# 3.12. Deep Potential - Range Correction (DPRc)

Deep Potential - Range Correction (DPRc) is designed to combine with QM/MM method, and corrects energies from a low-level QM/MM method to a high-level QM/MM method:

$E=E_\text{QM}(\mathbf R; \mathbf P) + E_\text{QM/MM}(\mathbf R; \mathbf P) + E_\text{MM}(\mathbf R) + E_\text{DPRc}(\mathbf R)$

See the JCTC paper for details.

## 3.12.1. Training data

Instead the normal ab initio data, one needs to provide the correction from a low-level QM/MM method to a high-level QM/MM method:

$E = E_\text{high-level QM/MM} - E_\text{low-level QM/MM}$

Two levels of data use the same MM method, so $$E_\text{MM}$$ is eliminated.

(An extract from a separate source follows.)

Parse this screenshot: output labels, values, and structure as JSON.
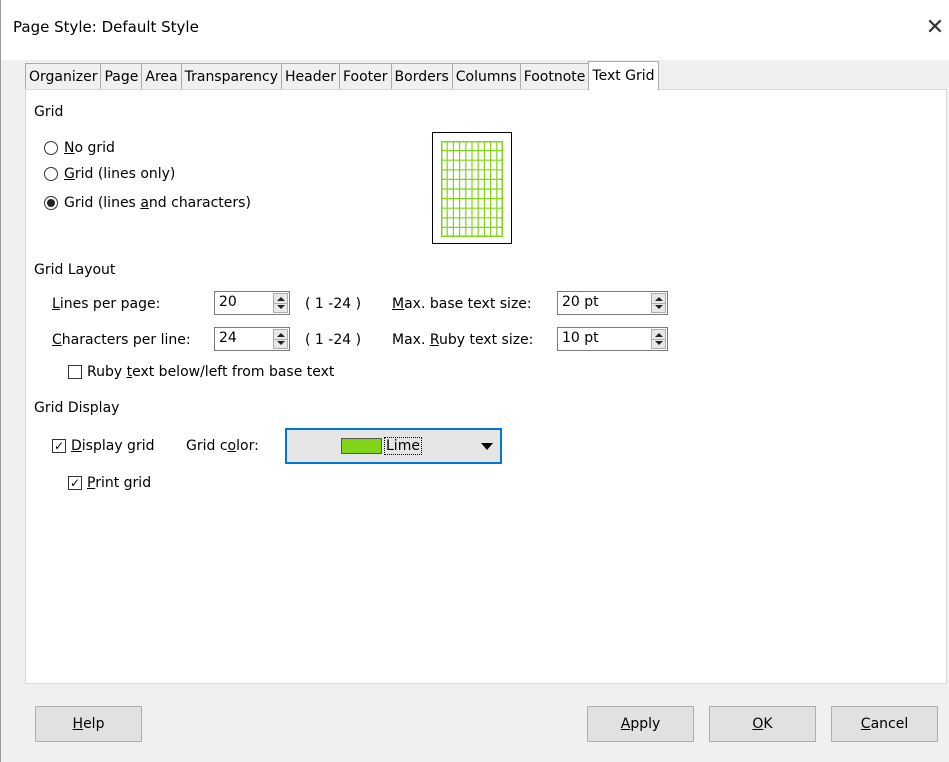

## 3.12.2. Training the DPRc model

In a DPRc model, QM atoms and MM atoms have different atom types. Assuming we have 4 QM atom types (C, H, O, P) and 2 MM atom types (HW, OW):

"type_map": ["C", "H", "HW", "O", "OW", "P"]

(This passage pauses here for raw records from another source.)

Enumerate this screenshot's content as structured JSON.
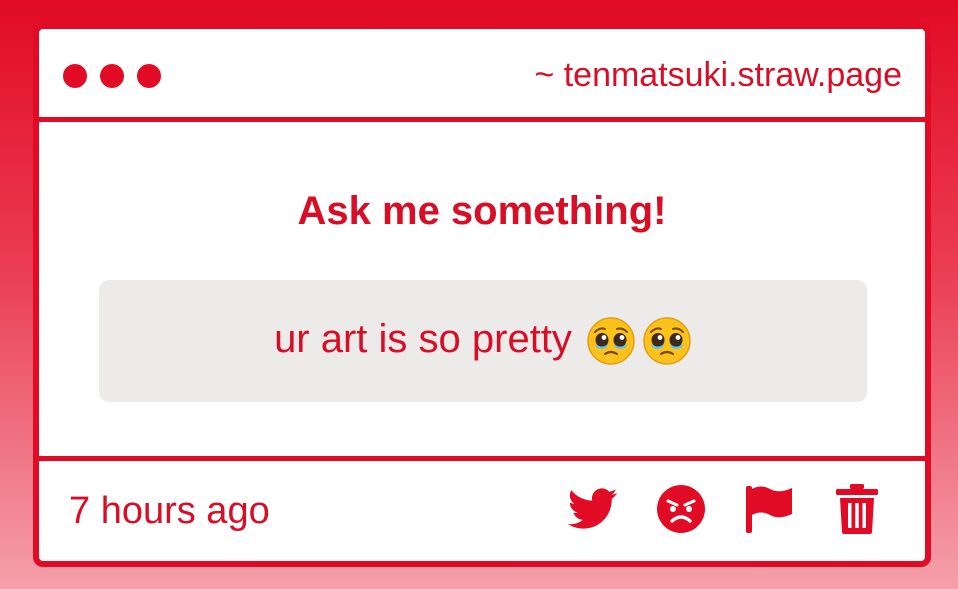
{
  "window": {
    "url": "~ tenmatsuki.straw.page"
  },
  "question": {
    "heading": "Ask me something!",
    "text": "ur art is so pretty",
    "emojis": [
      "pleading-face-icon",
      "pleading-face-icon"
    ]
  },
  "footer": {
    "timestamp": "7 hours ago",
    "actions": [
      "twitter-icon",
      "angry-face-icon",
      "flag-icon",
      "trash-icon"
    ]
  },
  "colors": {
    "accent": "#e20b25",
    "text": "#d80e26",
    "question_bg": "#edeaea"
  }
}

As described in the paper, the DPRc model only corrects $$E_\text{QM}$$ and $$E_\text{QM/MM}$$ within the cutoff, so we use a hybrid descriptor to describe them separatedly:

"descriptor" :{
"type":             "hybrid",
"list" : [
{
"type":     "se_e2_a",
"sel":              [6, 11, 0, 6, 0, 1],
"rcut_smth":        1.00,
"rcut":             9.00,
"neuron":           [12, 25, 50],
"exclude_types":    [[2, 2], [2, 4], [4, 4], [0, 2], [0, 4], [1, 2], [1, 4], [3, 2], [3, 4], [5, 2], [5, 4]],
"axis_neuron":      12,
"set_davg_zero":    true,
"_comment": " QM/QM interaction"
},
{
"type":     "se_e2_a",
"sel":              [6, 11, 100, 6, 50, 1],
"rcut_smth":        0.50,
"rcut":             6.00,
"neuron":           [12, 25, 50],
"exclude_types":    [[0, 0], [0, 1], [0, 3], [0, 5], [1, 1], [1, 3], [1, 5], [3, 3], [3, 5], [5, 5], [2, 2], [2, 4], [4, 4]],
"axis_neuron":      12,
"set_davg_zero":    true,
"_comment": " QM/MM interaction"
}
]
}


exclude_types can be generated by the following Python script:

from itertools import combinations_with_replacement, product
qm = (0, 1, 3, 5)
mm = (2, 4)
print("QM/QM:", list(map(list, list(combinations_with_replacement(mm, 2)) + list(product(qm, mm)))))
print("QM/MM:", list(map(list, list(combinations_with_replacement(qm, 2)) + list(combinations_with_replacement(mm, 2)))))


Also, DPRc assumes MM atom energies (atom_ener) are zero:

"fitting_net": {
"neuron": [240, 240, 240],
"resnet_dt": true,
"atom_ener": [null, null, 0.0, null, 0.0, null]
}


Note that atom_ener only works when descriptor/set_davg_zero is true.

## 3.12.3. Run MD simulations

The DPRc model has the best practices with the AMBER QM/MM module. An example is given by GitLab RutgersLBSR/AmberDPRc. In theory, DPRc is able to be used with any QM/MM package, as long as the DeePMD-kit package accepts QM atoms and MM atoms within the cutoff range and returns energies and forces.